Temple d'Ourouk et son ziggourat en pierre, avec le fossé
Photo Université de Chicago
L'architecture
La culture néolithique d'Obeïd perdure pendant près d'un millénaire puis se métamorphose. Les fouilles d'Eridou et de Tell el-Oueili permettent de saisir ses premiers signes d'évolution aux environs de la fin du V e millénaire. Auparavant uniforme, l'architecture commence à se différencier. De grandes bâtisses à plan tripartite, qui pourraient être des temples, sont érigées. De même, d'importantes terrasses en brique sont réalisées, ouvrages probablement destinés à un usage collectif. Même si ces changements demeurent limités, ils traduisent vraisemblablement la naissance d'une hiérarchisation sociale au sein de ces premières communautés villageoises de la basse Mésopotamie.
L'urbanisation
Au début du IVe millénaire, l'ampleur du changement est telle que les archéologues n'hésitent pas à y voir le point de départ d'une nouvelle étape culturelle. Celle-ci, baptisée époque d'Ourouk (3750-3150), prolonge et accentue la tendance précédente à l'urbanisation et confirme le passage graduel de la communauté domestique à une organisation sociale plus complexe. Les villages, auparavant de dimensions réduites, prennent peu à peu l'allure d'importantes agglomérations.

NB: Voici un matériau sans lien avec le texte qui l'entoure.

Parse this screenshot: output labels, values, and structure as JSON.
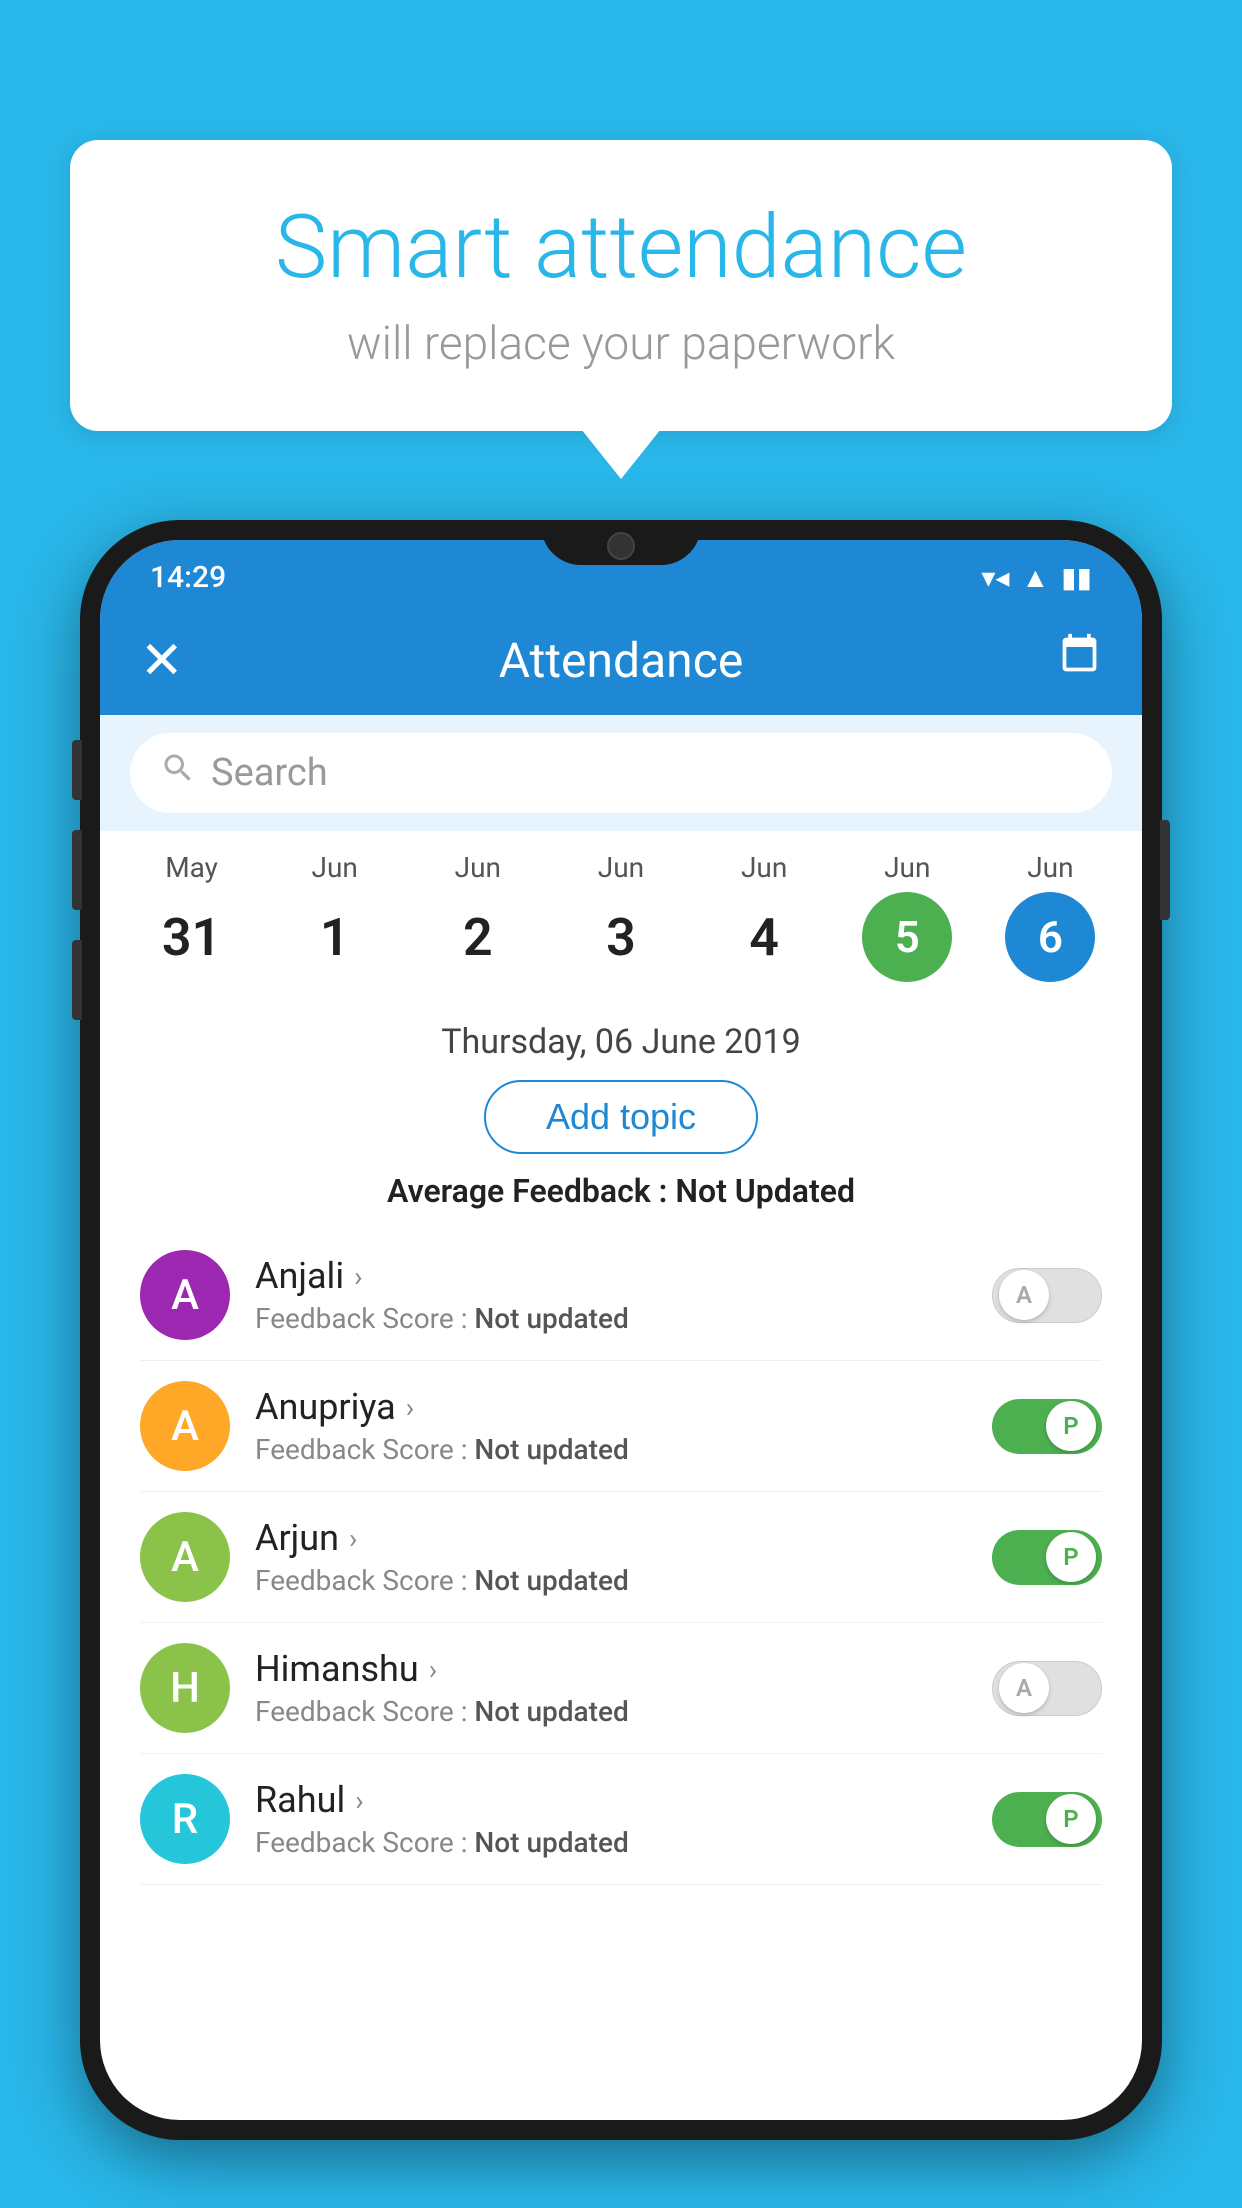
{
  "background_color": "#29b6e8",
  "speech_bubble": {
    "title": "Smart attendance",
    "subtitle": "will replace your paperwork"
  },
  "status_bar": {
    "time": "14:29",
    "wifi": "▼",
    "signal": "◀",
    "battery": "▮"
  },
  "app_bar": {
    "title": "Attendance",
    "close_label": "✕",
    "calendar_icon": "📅"
  },
  "search": {
    "placeholder": "Search"
  },
  "calendar": {
    "days": [
      {
        "month": "May",
        "date": "31",
        "style": "normal"
      },
      {
        "month": "Jun",
        "date": "1",
        "style": "normal"
      },
      {
        "month": "Jun",
        "date": "2",
        "style": "normal"
      },
      {
        "month": "Jun",
        "date": "3",
        "style": "normal"
      },
      {
        "month": "Jun",
        "date": "4",
        "style": "normal"
      },
      {
        "month": "Jun",
        "date": "5",
        "style": "today"
      },
      {
        "month": "Jun",
        "date": "6",
        "style": "selected"
      }
    ]
  },
  "selected_date": "Thursday, 06 June 2019",
  "add_topic_label": "Add topic",
  "avg_feedback_label": "Average Feedback : ",
  "avg_feedback_value": "Not Updated",
  "students": [
    {
      "name": "Anjali",
      "avatar_letter": "A",
      "avatar_color": "#9c27b0",
      "feedback_label": "Feedback Score : ",
      "feedback_value": "Not updated",
      "toggle_state": "off",
      "toggle_label": "A"
    },
    {
      "name": "Anupriya",
      "avatar_letter": "A",
      "avatar_color": "#ffa726",
      "feedback_label": "Feedback Score : ",
      "feedback_value": "Not updated",
      "toggle_state": "on",
      "toggle_label": "P"
    },
    {
      "name": "Arjun",
      "avatar_letter": "A",
      "avatar_color": "#8bc34a",
      "feedback_label": "Feedback Score : ",
      "feedback_value": "Not updated",
      "toggle_state": "on",
      "toggle_label": "P"
    },
    {
      "name": "Himanshu",
      "avatar_letter": "H",
      "avatar_color": "#8bc34a",
      "feedback_label": "Feedback Score : ",
      "feedback_value": "Not updated",
      "toggle_state": "off",
      "toggle_label": "A"
    },
    {
      "name": "Rahul",
      "avatar_letter": "R",
      "avatar_color": "#26c6da",
      "feedback_label": "Feedback Score : ",
      "feedback_value": "Not updated",
      "toggle_state": "on",
      "toggle_label": "P"
    }
  ]
}
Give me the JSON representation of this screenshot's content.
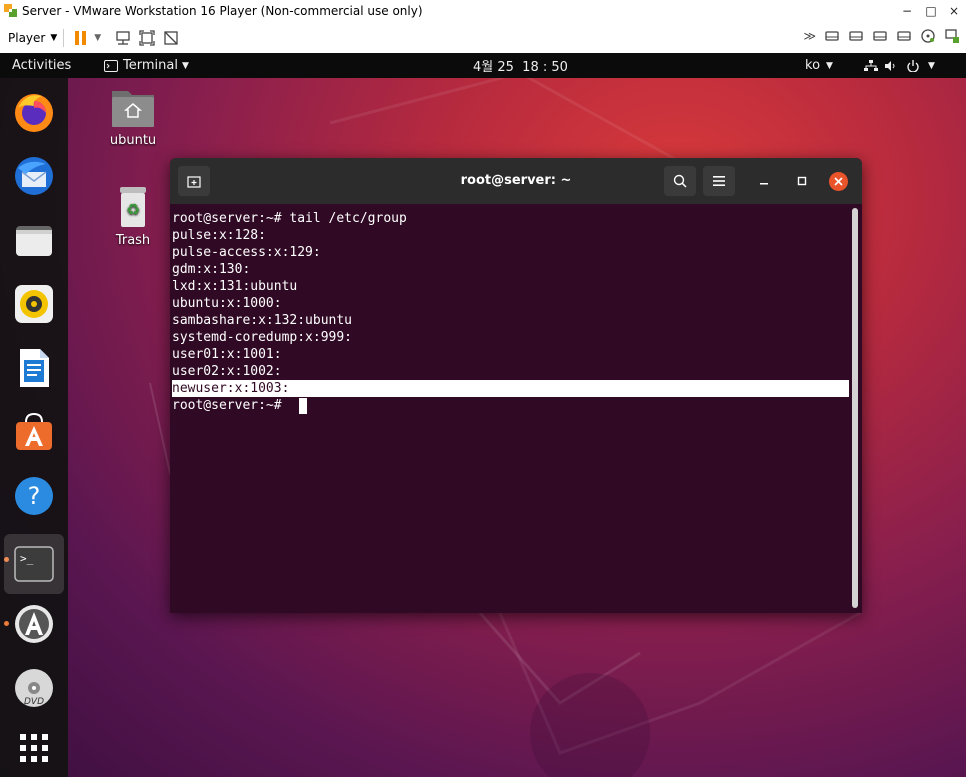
{
  "vmware": {
    "title": "Server - VMware Workstation 16 Player (Non-commercial use only)",
    "minimize": "−",
    "maximize": "□",
    "close": "×",
    "player_menu": "Player",
    "pause_icon": "pause-icon",
    "accent": "#f6a623"
  },
  "topbar": {
    "activities": "Activities",
    "terminal_menu": "Terminal",
    "datetime": "4월 25  18 : 50",
    "keyboard_layout": "ko"
  },
  "desktop": {
    "icons": [
      {
        "label": "ubuntu",
        "icon": "home-folder-icon"
      },
      {
        "label": "Trash",
        "icon": "trash-icon"
      }
    ]
  },
  "dock": {
    "apps": [
      {
        "icon": "firefox-icon"
      },
      {
        "icon": "thunderbird-icon"
      },
      {
        "icon": "files-icon"
      },
      {
        "icon": "rhythmbox-icon"
      },
      {
        "icon": "libreoffice-writer-icon"
      },
      {
        "icon": "ubuntu-software-icon"
      },
      {
        "icon": "help-icon"
      },
      {
        "icon": "terminal-icon"
      },
      {
        "icon": "software-updater-icon"
      },
      {
        "icon": "dvd-icon"
      },
      {
        "icon": "show-applications-icon"
      }
    ]
  },
  "terminal": {
    "title": "root@server: ~",
    "lines": [
      "root@server:~# tail /etc/group",
      "pulse:x:128:",
      "pulse-access:x:129:",
      "gdm:x:130:",
      "lxd:x:131:ubuntu",
      "ubuntu:x:1000:",
      "sambashare:x:132:ubuntu",
      "systemd-coredump:x:999:",
      "user01:x:1001:",
      "user02:x:1002:",
      "newuser:x:1003:",
      "root@server:~# "
    ],
    "highlighted_line": "newuser:x:1003:",
    "background": "#300a24"
  }
}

La culture matérielle, telle qu'elle nous est connue depuis les fouilles du site d'Ourouk, révèle d'incontestables marques d'évolution. Ainsi, sur tous les sites du Sud mésopotamien, la céramique peinte de l'époque d'Obeïd cède la place à une production monochrome d'écuelles réalisées à la main à partir de moules qui en permettent la fabrication en série.
En architecture, l'évolution amorcée à l'époque précédente semble s'accentuer. Sur le site d'Ourouk, on a découvert les ruines de grands bâtiments dépassant parfois 70 m de long et qui semblent dériver des structures tripartites de la culture d'Obeïd. Leurs façades agrémentées de saillants et de rentrants portent des décors mosaïqués. De nouvelles techniques architecturales font leur apparition: on emploie ainsi le parpaing, sorte de brique à base de gypse. On utilise des mortiers et l'on confectionne des mosaïques murales à partir de cônes d'argile ou de pierre.
La conception de l'espace bâti obéit désormais à des règles précises de planification. Le périmètre urbain est souvent inscrit dans des remparts en brique crue, l'habitat est plus dense et mieux ordonné. En correspondance avec cet aménagement de l'espace, la société elle-même commence à se hiérarchiser.
Organisation sociale et gestion des ressources
Dans l'iconographie des sceaux-cylindres apparaît alors un personnage barbu et coiffé d'un diadème, figurant tantôt un guerrier terrassant ses ennemis, tantôt un ministre du culte.
Les archéologues y voient le chef unique de la cité, une sorte de «roi-prêtre». C'est alors que se développent de véritables méthodes de gestion. Ainsi, en prélude à l'écriture, des calculi, jetons en terre cuite, sont utilisés à des fins comptables.
La métallurgie, autre témoin de la vitalité de la basse Mésopotamie, connaît également de notables améliorations. Les artisans s'essaient aux premiers alliages volontaires et, outre le cuivre importé de la péninsule d'Oman, ils utilisent le plomb, l'argent et l'or. De la même façon, l'innovation gagne l'agriculture. Vers l'Ourouk récent (3'500-3'100), on adopte un araire-semoir, dont l'utilisation vise vraisemblablement à augmenter les surfaces.